Turkey in any case lacks sufficient strength to counterbalance Russia in the Black Sea. The rough parity of their respective forces ended by 2014 with Russia’s seizure of Crimea. And most of Turkey’s existing naval assets are committed to other theaters.

None of this means that Turkey is tilting toward Russia in net terms during the ongoing war. Overall, Ankara is balancing and hedging. It continues to express political support for Ukraine’s, as well as Georgia’s, membership in the North Atlantic Treaty Organization (NATO), as Erdogan confirmed for Zelenskyy in the run-up to NATO’s most recent summit (Hürriyet, July 8).

Turkey is also a significant arms supplier to Ukraine during this war. Ankara almost certainly realizes that it needs Ukraine to provide at least some counterbalance to Russia in the Black Sea region. However, Turkey also looks to Russia for hedging against Western powers. And it deems Russia as a foremost, irreplaceable economic partner.

The net result is that Turkey lacks the means to prevent Russia from consolidating its hegemony in the Black Sea basin. And given its economic interests, Turkey lacks the motivation to assume undue risks countering Russian ambitions in the Black Sea. Meanwhile, Russia’s expansion beyond Crimea to other parts of Ukraine’s coasts would increase the vulnerability of all Black Sea countries including Turkey.

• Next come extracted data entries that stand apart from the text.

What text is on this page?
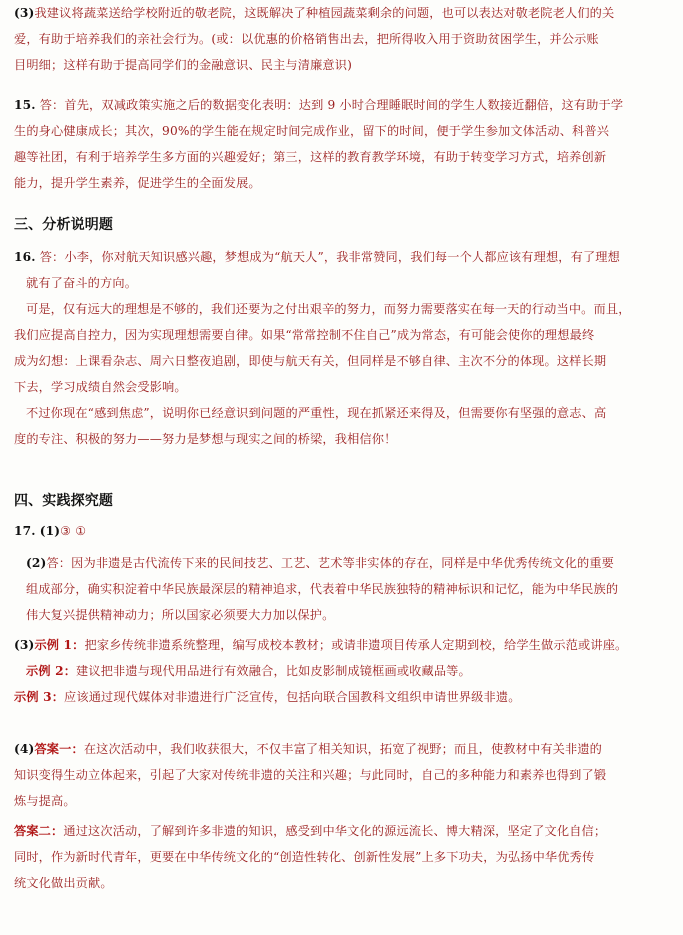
(3)我建议将蔬菜送给学校附近的敬老院，这既解决了种植园蔬菜剩余的问题，也可以表达对敬老院老人们的关
爱，有助于培养我们的亲社会行为。(或：以优惠的价格销售出去，把所得收入用于资助贫困学生，并公示账
目明细；这样有助于提高同学们的金融意识、民主与清廉意识)
15. 答：首先，双减政策实施之后的数据变化表明：达到 9 小时合理睡眠时间的学生人数接近翻倍，这有助于学
生的身心健康成长；其次，90%的学生能在规定时间完成作业，留下的时间，便于学生参加文体活动、科普兴
趣等社团，有利于培养学生多方面的兴趣爱好；第三，这样的教育教学环境，有助于转变学习方式，培养创新
能力，提升学生素养，促进学生的全面发展。
三、分析说明题
16. 答：小李，你对航天知识感兴趣，梦想成为“航天人”，我非常赞同，我们每一个人都应该有理想，有了理想
就有了奋斗的方向。
可是，仅有远大的理想是不够的，我们还要为之付出艰辛的努力，而努力需要落实在每一天的行动当中。而且，
我们应提高自控力，因为实现理想需要自律。如果“常常控制不住自己”成为常态，有可能会使你的理想最终
成为幻想：上课看杂志、周六日整夜追剧，即使与航天有关，但同样是不够自律、主次不分的体现。这样长期
下去，学习成绩自然会受影响。
不过你现在“感到焦虑”，说明你已经意识到问题的严重性，现在抓紧还来得及，但需要你有坚强的意志、高
度的专注、积极的努力——努力是梦想与现实之间的桥梁，我相信你！
四、实践探究题
17. (1)③ ①
(2)答：因为非遗是古代流传下来的民间技艺、工艺、艺术等非实体的存在，同样是中华优秀传统文化的重要
组成部分，确实积淀着中华民族最深层的精神追求，代表着中华民族独特的精神标识和记忆，能为中华民族的
伟大复兴提供精神动力；所以国家必须要大力加以保护。
(3)示例 1：把家乡传统非遗系统整理，编写成校本教材；或请非遗项目传承人定期到校，给学生做示范或讲座。
示例 2：建议把非遗与现代用品进行有效融合，比如皮影制成镜框画或收藏品等。
示例 3：应该通过现代媒体对非遗进行广泛宣传，包括向联合国教科文组织申请世界级非遗。
(4)答案一：在这次活动中，我们收获很大，不仅丰富了相关知识，拓宽了视野；而且，使教材中有关非遗的
知识变得生动立体起来，引起了大家对传统非遗的关注和兴趣；与此同时，自己的多种能力和素养也得到了锻
炼与提高。
答案二：通过这次活动，了解到许多非遗的知识，感受到中华文化的源远流长、博大精深，坚定了文化自信；
同时，作为新时代青年，更要在中华传统文化的“创造性转化、创新性发展”上多下功夫，为弘扬中华优秀传
统文化做出贡献。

The pullback of Western naval power has allowed Russia to advance from predominance to hegemony in the Black Sea basin since 2022. The features of its newly attained hegemony include:

  • Uncontested military predominance in this theater, except its southern fringes;
  • Cutting off Ukraine from access to the sea, using the sea with impunity to launch missile strikes into mainland Ukraine;
  • Declaring exclusion zones in international waters at will and intruding with naval exercises into others’ exclusive economic zones;
  • Unilaterally redrawing maritime borders de facto and imposing their tacit observance by other parties, selectively restricting the freedom of navigation or regulating it unilaterally and de facto suspending the applicability of international maritime law;
  • Constraining and manipulating Ukraine’s agricultural exports from the Black Sea to global markets and pressuring interested parties to meet Moscow’s conditions for allowing limited export volumes to proceed.

The United States and NATO riparian and non-riparian allies have responded with surveillance and reconnaissance activities, other situational awareness measures, air policing and developing shore-based defenses.

The presence of Western navies, however, is indispensable in preventing Russia’s looming hegemony in the Black Sea basin. If their current disengagement is allowed through inertia or risk-aversion to continue, then the absence of Western naval power could turn into a new, hard-to-reverse status quo in the Black Sea.